Berg’s condition – at this stage undiagnosed – gradually deteriorated. At one point he had lost 15kg, dropping from 75 to 60kg. He signed for Lyn, the club where his father once won the league, for a fresh start but was forced to retire at the age of 25. By this stage he was travelling around the world trying to find someone who could accurately diagnose what was ailing him. Suggestions that he was suffering from mercury poisoning proved to be incorrect. “I spent about two million kroner [more than £180,000] on doctors and various healers for more than a decade,” Berg told Bodø Nu last year.

For a long time he harboured hopes of returning to competitive football but when the reason for his struggles was finally identified his dream was cruelly dashed. Football, it turned out, was in many ways the cause of his illness. In 2005 Berg was diagnosed with chronic fatigue syndrome. The medical condition, also known as myalgic encephalomyelitis – or more commonly, ME – can be caused by a myriad of factors but for Berg it became apparent that football, and the attendant stress that it brought, was the main reason.

Berg’s final farewell was held in Bodø cathedral this summer.



Berg’s final farewell was held in Bodø cathedral this summer. Photograph: Tore Meek/Scanpix Norway/PA

Ironically, considering he had travelled the world seeking a cure, it was a local doctor, Arne Stenstrøm, who identified the problem. Stenstrøm, himself diagnosed with ME, was able to recognise the problems Berg was facing and after several meetings, told the former footballer in 2009 that he had to cut all ties with football.

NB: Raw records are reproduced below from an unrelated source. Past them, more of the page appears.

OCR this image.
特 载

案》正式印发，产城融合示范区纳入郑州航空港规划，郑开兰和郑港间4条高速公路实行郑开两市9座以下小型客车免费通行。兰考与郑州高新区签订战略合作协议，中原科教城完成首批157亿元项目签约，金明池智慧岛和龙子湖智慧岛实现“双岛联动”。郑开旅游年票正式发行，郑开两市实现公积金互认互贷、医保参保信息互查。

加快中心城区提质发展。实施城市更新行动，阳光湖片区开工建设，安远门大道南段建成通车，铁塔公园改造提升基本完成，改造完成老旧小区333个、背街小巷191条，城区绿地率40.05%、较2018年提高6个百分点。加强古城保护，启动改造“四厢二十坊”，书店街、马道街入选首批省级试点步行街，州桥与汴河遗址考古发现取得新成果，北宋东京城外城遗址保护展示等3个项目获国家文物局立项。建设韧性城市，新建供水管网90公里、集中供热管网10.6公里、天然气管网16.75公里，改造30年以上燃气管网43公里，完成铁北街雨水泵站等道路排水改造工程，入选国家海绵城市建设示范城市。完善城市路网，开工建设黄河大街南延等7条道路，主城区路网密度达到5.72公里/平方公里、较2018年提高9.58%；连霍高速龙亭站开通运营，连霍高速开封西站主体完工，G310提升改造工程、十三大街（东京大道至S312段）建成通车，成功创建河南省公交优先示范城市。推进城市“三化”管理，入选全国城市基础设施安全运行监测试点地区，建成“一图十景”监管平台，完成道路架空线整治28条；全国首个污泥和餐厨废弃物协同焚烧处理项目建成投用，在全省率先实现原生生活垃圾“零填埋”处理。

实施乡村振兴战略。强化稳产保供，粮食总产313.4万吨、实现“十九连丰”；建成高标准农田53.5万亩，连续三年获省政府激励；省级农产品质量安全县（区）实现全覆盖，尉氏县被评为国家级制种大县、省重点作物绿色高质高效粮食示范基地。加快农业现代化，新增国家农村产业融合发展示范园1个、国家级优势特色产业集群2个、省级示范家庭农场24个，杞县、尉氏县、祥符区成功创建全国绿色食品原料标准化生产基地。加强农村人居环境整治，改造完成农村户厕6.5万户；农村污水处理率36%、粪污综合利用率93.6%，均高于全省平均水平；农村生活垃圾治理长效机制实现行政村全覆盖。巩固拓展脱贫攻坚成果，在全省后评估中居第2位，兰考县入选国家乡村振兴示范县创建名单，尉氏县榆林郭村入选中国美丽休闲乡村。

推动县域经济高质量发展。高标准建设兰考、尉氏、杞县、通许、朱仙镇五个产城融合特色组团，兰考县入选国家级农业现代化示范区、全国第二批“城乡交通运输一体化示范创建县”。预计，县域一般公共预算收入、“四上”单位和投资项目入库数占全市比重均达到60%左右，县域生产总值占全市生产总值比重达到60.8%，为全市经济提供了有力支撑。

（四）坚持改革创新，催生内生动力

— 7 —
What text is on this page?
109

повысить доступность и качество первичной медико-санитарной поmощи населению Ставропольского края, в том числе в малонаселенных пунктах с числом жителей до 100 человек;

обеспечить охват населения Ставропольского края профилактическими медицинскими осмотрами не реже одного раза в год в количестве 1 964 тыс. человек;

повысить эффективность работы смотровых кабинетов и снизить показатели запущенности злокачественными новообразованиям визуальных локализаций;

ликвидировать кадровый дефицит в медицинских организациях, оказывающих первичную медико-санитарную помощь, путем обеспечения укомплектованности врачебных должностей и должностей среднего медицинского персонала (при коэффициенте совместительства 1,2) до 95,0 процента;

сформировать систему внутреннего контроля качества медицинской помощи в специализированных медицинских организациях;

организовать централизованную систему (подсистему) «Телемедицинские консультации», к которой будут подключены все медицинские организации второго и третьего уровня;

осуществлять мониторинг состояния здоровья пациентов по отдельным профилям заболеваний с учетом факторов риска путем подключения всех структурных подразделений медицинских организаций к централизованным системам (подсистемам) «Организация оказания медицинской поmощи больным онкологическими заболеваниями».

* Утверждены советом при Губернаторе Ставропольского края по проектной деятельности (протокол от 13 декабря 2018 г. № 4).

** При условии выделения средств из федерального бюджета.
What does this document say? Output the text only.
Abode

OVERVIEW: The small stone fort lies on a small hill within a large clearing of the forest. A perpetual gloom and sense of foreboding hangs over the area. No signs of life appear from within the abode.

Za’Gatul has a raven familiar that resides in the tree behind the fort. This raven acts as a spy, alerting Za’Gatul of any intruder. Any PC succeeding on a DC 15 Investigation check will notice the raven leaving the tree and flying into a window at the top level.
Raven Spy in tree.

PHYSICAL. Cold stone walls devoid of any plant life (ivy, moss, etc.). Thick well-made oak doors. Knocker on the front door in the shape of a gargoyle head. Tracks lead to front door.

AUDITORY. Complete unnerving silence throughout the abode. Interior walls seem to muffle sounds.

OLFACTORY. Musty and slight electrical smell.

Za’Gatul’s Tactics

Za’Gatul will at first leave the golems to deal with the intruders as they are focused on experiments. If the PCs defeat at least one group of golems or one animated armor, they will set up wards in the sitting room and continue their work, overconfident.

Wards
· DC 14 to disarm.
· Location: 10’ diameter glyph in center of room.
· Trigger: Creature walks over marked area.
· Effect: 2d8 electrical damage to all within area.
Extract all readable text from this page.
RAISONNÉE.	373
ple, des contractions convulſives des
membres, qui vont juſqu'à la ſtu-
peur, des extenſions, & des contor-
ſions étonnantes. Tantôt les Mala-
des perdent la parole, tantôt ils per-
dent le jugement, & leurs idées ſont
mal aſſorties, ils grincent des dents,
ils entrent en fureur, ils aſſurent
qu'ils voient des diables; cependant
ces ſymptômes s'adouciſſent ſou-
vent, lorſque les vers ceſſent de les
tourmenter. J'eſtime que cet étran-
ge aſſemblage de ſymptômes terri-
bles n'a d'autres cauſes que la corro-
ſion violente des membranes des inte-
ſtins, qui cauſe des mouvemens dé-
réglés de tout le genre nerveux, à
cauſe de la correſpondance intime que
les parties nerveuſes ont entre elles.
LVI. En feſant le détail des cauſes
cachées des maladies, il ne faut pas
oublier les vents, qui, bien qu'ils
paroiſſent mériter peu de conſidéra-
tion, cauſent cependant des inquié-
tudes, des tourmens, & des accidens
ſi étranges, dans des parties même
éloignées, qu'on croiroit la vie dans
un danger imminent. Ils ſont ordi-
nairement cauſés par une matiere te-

For Berg it suddenly all made sense. “I said goodbye to football,” he told Recovery Norway. “I deleted any trace of it. Football had triggered the illness. I kept away from all football in the media and distanced myself from friends who wrote about football on Facebook. In the summer of 2010 I tried to watch a World Cup game but when I did there was a violent sense of stress and the old symptoms came back to me. But this time I knew why I felt like I did. There was no mystique. I knew what I had to do and it quickly disappeared.”

Berg explained why he had ME and his brothers did not: “From when I was a kid I had trained twice as much as everyone else. Since my father and my brothers had achieved so much on the pitch it is possible that I always had this pressure on me. But as I have understood it, the stress was as much triggered by the excitement and enthusiasm. And an expectation of something that I could possibly achieve. What happened with me was that I was never turned off.”

Berg was gradually able to rebuild his life. He was happier, was able to exercise again and, perhaps most importantly, was able to help other ME sufferers through his experiences and ability to identify with them. But Berg encountered other problems – and in June he took his own life, aged 43.

His passing serves as a reminder that with great talent comes pressure that some find impossible to manage. “We all want to be gifted but that doesn’t suit everyone,” wrote Berntsen after Berg’s death. “For Arild Berg, his incredible talent was also his curse. It is much easier to be average, because you don’t have to live with high expectations – not just those of others, but first and foremost your own.”